Дьявол к оплате
Шрифт:
– Я...подумала, что что-то услышала, - соврала Элиза.
Ее прародитель одарил ее тем взглядом, говорившим, что его не проведешь, но Блейк кажется купился на это объяснение. Он оторвал свой пристальный взгляд от нее и откашлялся.
– Я собрался пойти в вагон-ресторан, чтобы перекусить. Не хотела бы ты пойти со мной?
– Да, - выпалила Элиза.
Улыбка расплылась на лице Блейка. Она трансформировала его во что-то невероятное, и это выглядело настолько не похожим на него, что Элизе подумалось, возможно, это вообще первый раз, когда она увидела его улыбку.
– Возможно, тебе стоит надеть на себя что-нибудь еще.
– Ох.
– Конечно, я скоро.
Элиза вернулась в свое купе, тряся головой - ее поведение было уж очень странным, да и чувства тоже.
Блейк откинулся в кресле напротив Менчереса. Между ними стоял складной столик, был поделен на две части, словно шахматная доска. Они сыграли семь партий, и вампиру удалось выиграть во всех.

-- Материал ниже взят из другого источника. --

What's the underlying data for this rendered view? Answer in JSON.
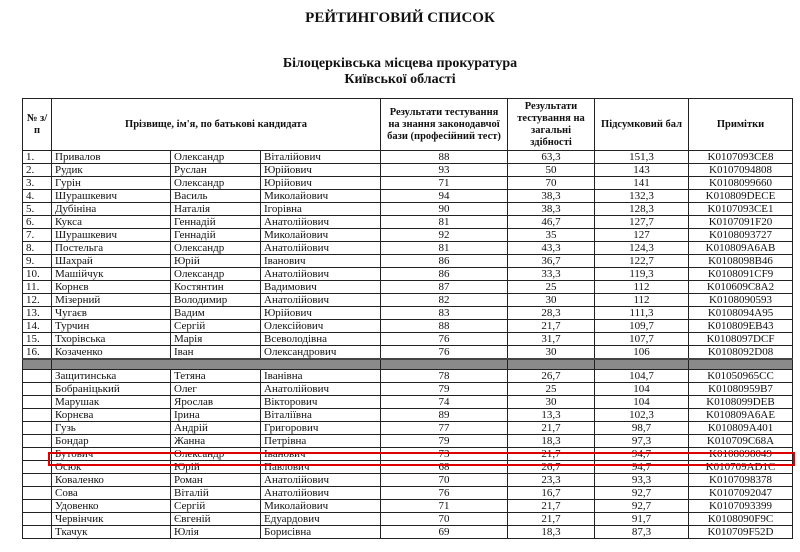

– Ты ей нравишься, - тихо сказал Менчерес, как только Элиза вышла из купе.
Блейк фыркнул. Хотелось бы мне этого.
– Она не может со мной провести и пяти минут за разговором, поэтому позволь мне не согласиться с тобой.
– Молодость, - пробормотал Менчерес.
– Настолько слеп. Да и кстати, шах и мат.
Блейк взглянул на доску. Какого черта?
– А ты хитрый ублюдок, - сказал он, увидев ловушку, в которую он угодил.
Менчерес одарил его терпеливым взглядом.
– Я жил еще до того, как шахматы вообще были изобретены. Если бы ты смог у меня выиграть, то не значило бы это то, что за столькие годы я ничему так и не научился?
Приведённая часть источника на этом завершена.